Jilma Madera variada y fuerte como el cedro, majestuosa, elegante, dura como la caoba, flexible como la majagua, fragante como el jazmín de Arabia y aromática como la flor de cafeto, con su sello propio y original talento nos dejó una extensa obra emplazada en los mas diversos lugares de Cuba y otros países como Puerto Rico, Estados Unidos, la antigua República de Armenia de la extinta URSS.
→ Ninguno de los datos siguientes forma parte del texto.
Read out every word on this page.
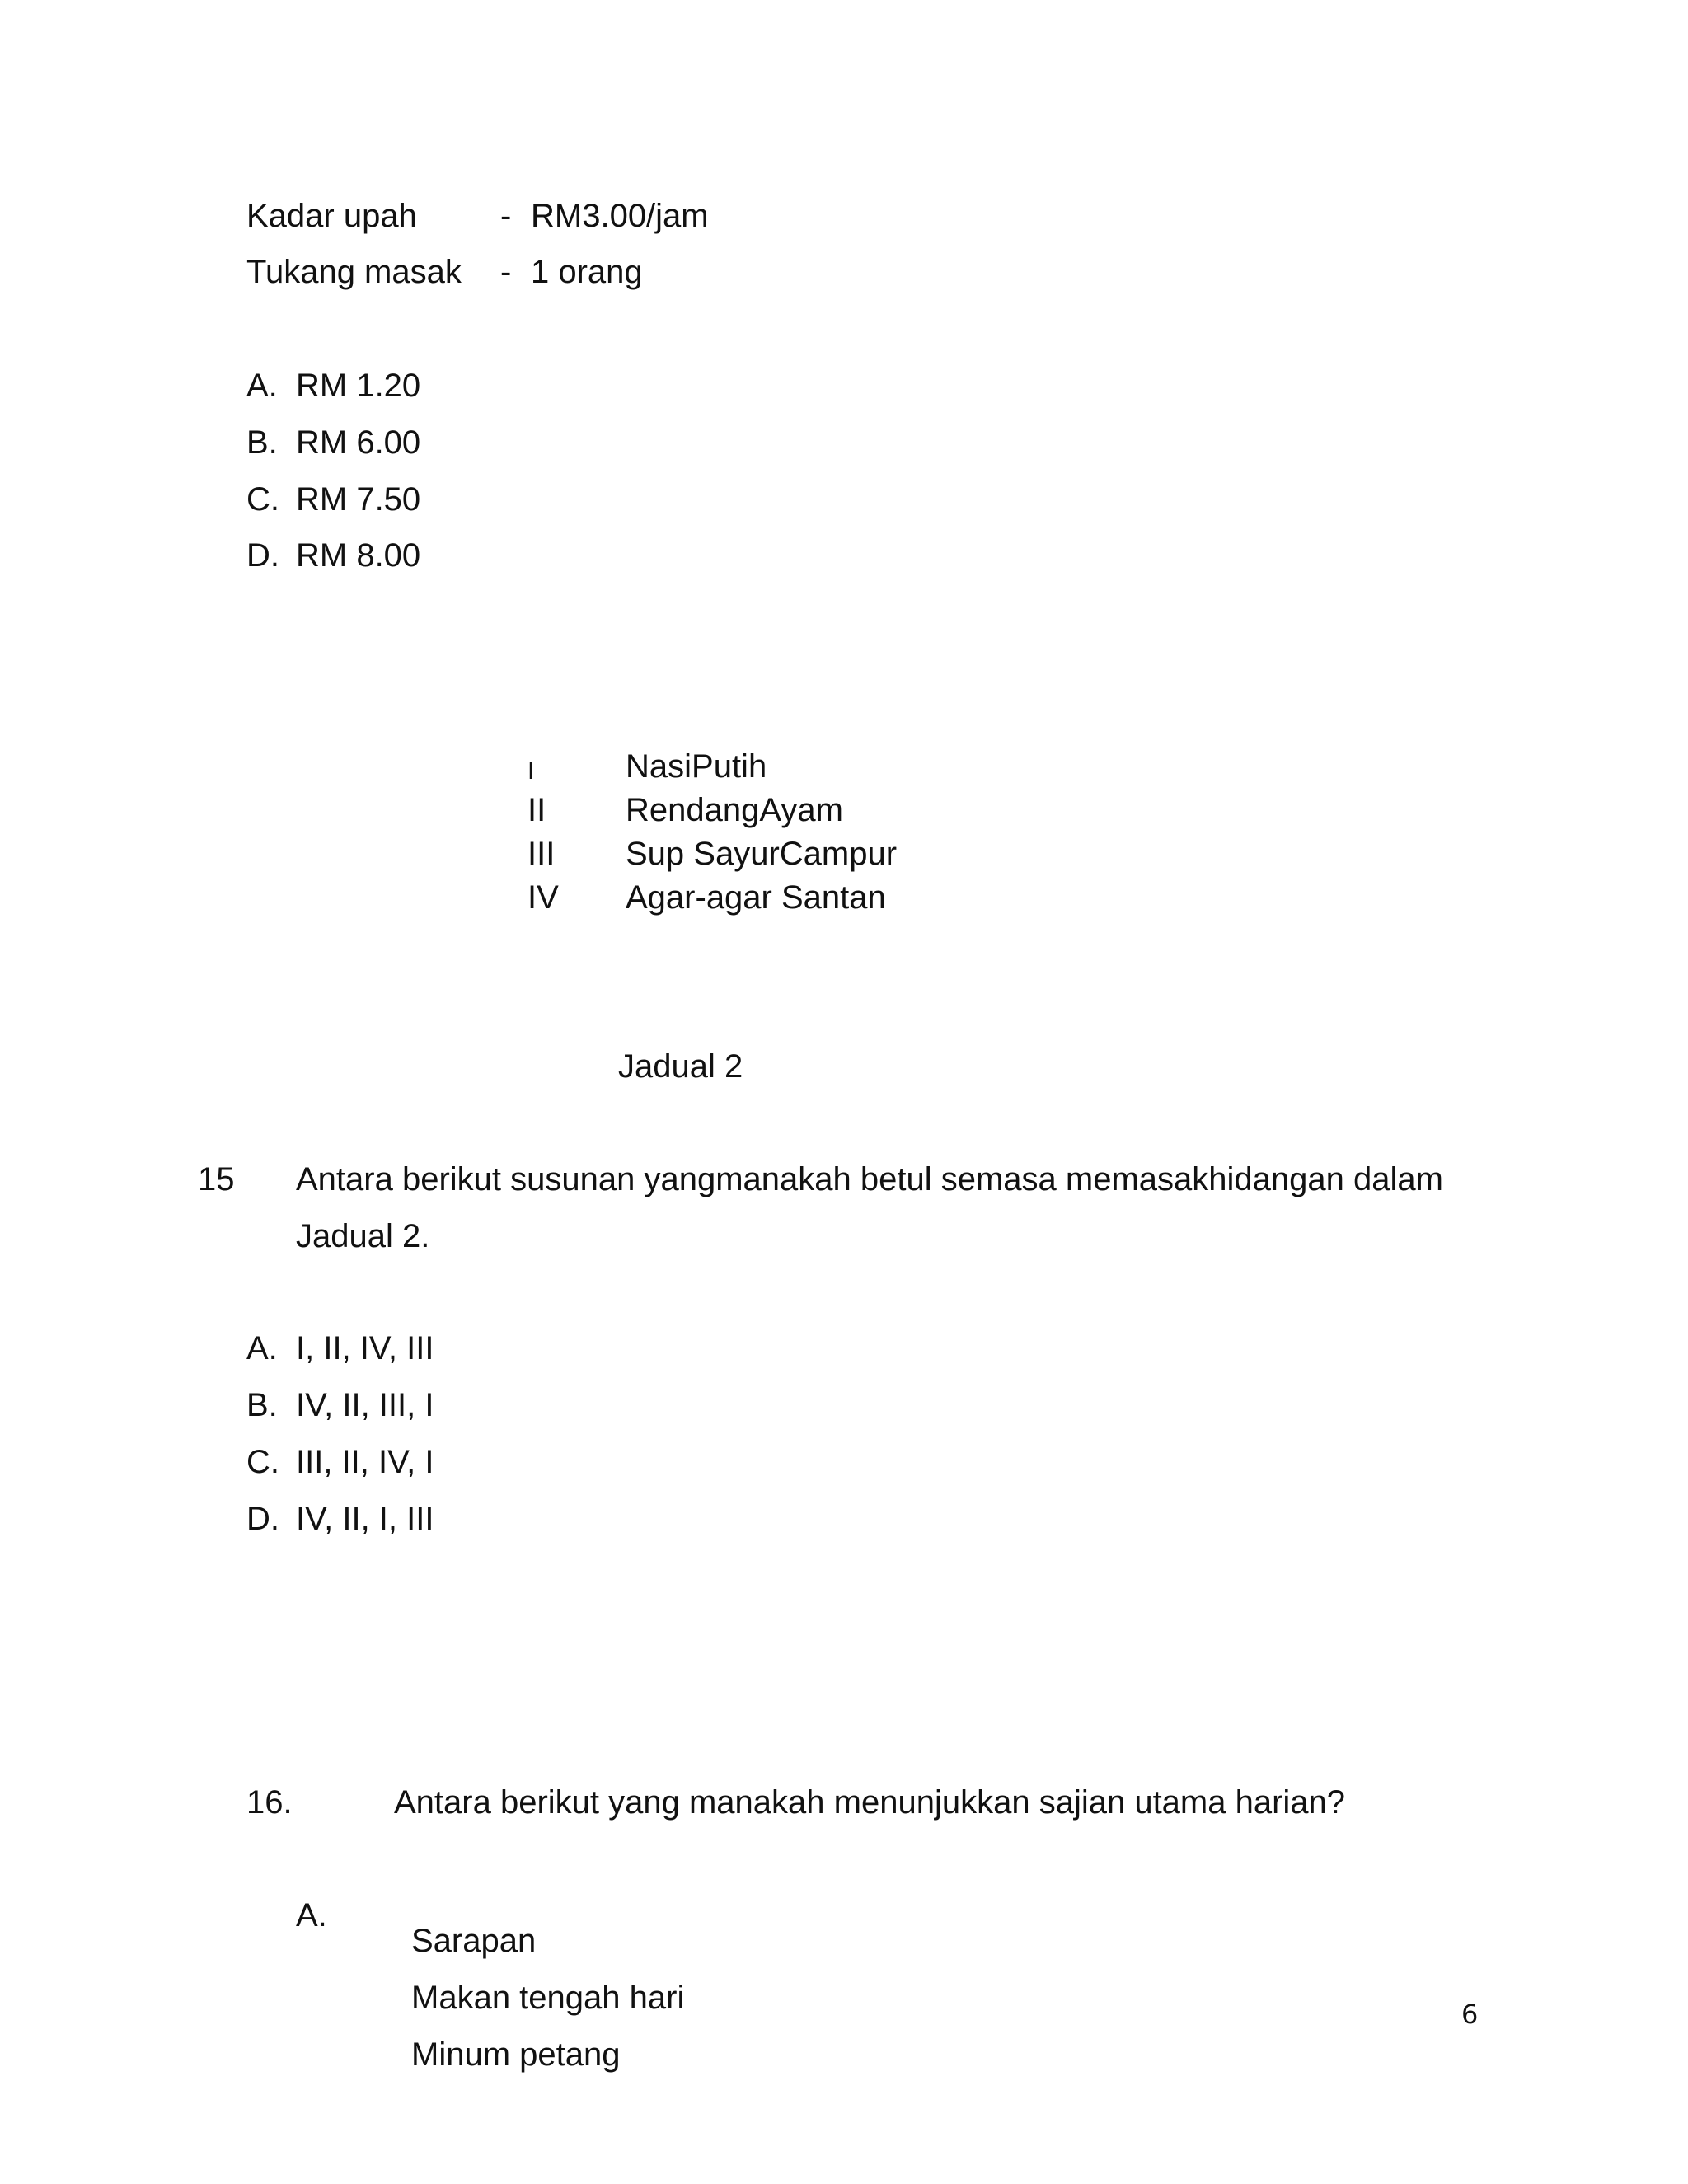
Kadar upah	- RM3.00/jam
Tukang masak - 1 orang
A. RM 1.20
B. RM 6.00
C. RM 7.50
D. RM 8.00
I	NasiPutih
II RendangAyam
III Sup SayurCampur
IV Agar-agar Santan
Jadual 2
15 Antara berikut susunan yangmanakah betul semasa memasakhidangan dalam
Jadual 2.
A. I, II, IV, III
B. IV, II, III, I
C. III, II, IV, I
D. IV, II, I, III
16.	Antara berikut yang manakah menunjukkan sajian utama harian?
A.
Sarapan
Makan tengah hari
Minum petang
6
Monumentos como “El Pacto del Silencio“ dedicado a la familia Pérez ubicado en el Cacahual, el busto de “José Martí” situado en el Turquino, los relieves de “Carlos J. Finlay”, “Miguel de Cervantes”, “William Shakespeare”, y su extraordinario “Cristo de La Habana” son el resultado de la entrega de una artista, de una mujer que a pesar de interrumpir su labor creadora en 1960 por un glaucoma, no sejó en su empeño por contribuir al desarrollo de la cultura en su país, convirtiéndose en una promotora cultural, puso a disposición de su tierra todo su empeño y conocimiento.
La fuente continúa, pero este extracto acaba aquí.